Coverage before mark duplicates: 0.001443
Coverage after mark duplicates: 0.001384
Coverage after removing the reads: 0.001384


# Conclusion

The output from Picard is not precise enough to make this analysis easy. The coverage has the "genome territory" -- the size of the genome -- in the denominator, and thus the difference in coverage caused by a few reads is a very small number.

Excluding more reads in the second run would be an option, but the next paragraph shows that it's not really necessary.


## Picard source code gives the answer

The CollectWgsMetrics source has a function `addInfo` that is called at every locus in the reference. It includes an if statement that ensures that only one read of each query name is counted. Read pairs have the same query name, and all other reads have different query names, so this ensures that overlap regions are only counted once.

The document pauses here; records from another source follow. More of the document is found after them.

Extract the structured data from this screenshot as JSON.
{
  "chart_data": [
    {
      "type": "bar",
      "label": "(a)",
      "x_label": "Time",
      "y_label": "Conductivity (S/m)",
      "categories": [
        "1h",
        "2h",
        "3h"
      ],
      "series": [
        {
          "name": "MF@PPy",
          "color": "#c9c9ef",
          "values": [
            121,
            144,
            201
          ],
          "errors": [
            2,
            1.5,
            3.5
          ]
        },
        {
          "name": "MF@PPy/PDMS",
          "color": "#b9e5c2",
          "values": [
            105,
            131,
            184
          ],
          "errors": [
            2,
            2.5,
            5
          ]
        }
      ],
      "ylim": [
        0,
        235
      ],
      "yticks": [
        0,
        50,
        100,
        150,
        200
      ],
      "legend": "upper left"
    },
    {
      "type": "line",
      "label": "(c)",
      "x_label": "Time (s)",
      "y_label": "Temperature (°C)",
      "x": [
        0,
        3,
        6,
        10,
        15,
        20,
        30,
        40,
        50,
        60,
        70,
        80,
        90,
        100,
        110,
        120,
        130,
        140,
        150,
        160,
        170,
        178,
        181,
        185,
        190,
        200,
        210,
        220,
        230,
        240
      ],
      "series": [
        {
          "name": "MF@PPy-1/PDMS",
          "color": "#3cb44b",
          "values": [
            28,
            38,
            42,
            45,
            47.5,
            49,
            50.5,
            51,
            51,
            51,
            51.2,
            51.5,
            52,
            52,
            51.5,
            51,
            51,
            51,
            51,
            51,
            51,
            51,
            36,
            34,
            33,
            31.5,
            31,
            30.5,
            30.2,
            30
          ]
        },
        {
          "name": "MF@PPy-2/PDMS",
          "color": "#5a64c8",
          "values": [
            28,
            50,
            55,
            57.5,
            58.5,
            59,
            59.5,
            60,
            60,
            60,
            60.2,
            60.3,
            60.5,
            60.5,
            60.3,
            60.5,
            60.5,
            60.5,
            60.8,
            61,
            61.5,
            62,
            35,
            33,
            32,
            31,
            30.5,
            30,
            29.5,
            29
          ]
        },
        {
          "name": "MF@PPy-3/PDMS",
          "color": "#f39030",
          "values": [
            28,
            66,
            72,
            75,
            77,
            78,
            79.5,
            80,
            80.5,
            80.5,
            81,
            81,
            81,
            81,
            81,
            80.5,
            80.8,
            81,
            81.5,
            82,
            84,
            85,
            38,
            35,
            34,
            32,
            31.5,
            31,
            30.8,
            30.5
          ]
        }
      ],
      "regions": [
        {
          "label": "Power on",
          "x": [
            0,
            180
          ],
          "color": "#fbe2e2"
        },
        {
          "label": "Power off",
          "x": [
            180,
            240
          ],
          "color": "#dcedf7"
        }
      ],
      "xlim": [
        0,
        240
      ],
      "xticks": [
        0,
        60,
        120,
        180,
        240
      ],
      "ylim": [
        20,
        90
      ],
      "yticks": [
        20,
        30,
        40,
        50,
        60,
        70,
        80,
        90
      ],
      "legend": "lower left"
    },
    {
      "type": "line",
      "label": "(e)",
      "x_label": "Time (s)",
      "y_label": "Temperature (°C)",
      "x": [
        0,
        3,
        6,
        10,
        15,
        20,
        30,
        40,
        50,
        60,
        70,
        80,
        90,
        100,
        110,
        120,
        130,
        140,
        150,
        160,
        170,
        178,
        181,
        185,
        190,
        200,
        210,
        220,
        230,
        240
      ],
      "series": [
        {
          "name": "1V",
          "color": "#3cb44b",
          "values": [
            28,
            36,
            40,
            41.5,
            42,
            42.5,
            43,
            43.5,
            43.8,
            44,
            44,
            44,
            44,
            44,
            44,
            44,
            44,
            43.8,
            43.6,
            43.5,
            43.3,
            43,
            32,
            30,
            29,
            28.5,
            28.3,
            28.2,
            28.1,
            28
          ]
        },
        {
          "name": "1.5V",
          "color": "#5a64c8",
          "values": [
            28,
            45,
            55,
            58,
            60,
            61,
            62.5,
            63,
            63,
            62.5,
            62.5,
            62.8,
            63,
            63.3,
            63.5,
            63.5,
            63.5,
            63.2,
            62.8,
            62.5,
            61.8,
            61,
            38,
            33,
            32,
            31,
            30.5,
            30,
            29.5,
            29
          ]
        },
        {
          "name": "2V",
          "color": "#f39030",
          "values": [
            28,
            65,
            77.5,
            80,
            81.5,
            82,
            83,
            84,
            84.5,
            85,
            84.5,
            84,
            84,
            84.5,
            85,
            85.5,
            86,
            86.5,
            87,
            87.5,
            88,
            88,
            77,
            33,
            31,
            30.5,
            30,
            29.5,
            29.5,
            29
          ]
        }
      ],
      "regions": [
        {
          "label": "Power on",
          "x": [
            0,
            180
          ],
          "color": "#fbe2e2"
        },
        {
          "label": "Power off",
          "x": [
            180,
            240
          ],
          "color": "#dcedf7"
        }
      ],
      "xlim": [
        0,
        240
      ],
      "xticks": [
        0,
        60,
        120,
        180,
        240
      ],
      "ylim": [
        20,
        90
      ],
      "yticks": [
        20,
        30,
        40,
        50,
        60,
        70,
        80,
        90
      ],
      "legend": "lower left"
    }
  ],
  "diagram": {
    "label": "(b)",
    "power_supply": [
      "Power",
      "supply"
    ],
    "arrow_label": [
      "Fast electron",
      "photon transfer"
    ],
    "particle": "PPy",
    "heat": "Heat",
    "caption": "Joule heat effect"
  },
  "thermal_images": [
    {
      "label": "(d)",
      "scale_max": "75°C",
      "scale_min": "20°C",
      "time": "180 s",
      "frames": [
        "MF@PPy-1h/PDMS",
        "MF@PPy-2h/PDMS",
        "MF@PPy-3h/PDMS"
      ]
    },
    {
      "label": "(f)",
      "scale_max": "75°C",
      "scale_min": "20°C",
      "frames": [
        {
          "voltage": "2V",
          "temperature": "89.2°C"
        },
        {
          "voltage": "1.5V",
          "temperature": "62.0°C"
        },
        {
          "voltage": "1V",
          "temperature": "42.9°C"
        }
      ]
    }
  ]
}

https://github.com/broadinstitute/picard/blob/master/src/main/java/picard/analysis/CollectWgsMetrics.java#L425

The tool provides an output column `PCT_EXC_OVERLAP` that informs us of the fraction of bases excluded due to overlap.

## Summary of conditions for counting coverage

The following bases are excluded when computing the coverage:

* Adapter sequences
* All bases in reads with mapping quality < 20 (including unmapped reads)
* Duplicates
* Unpaired reads
* Secondary alignments
* With base quality < 20
* Overlap

There are also caps for max coverage to count at each given locus.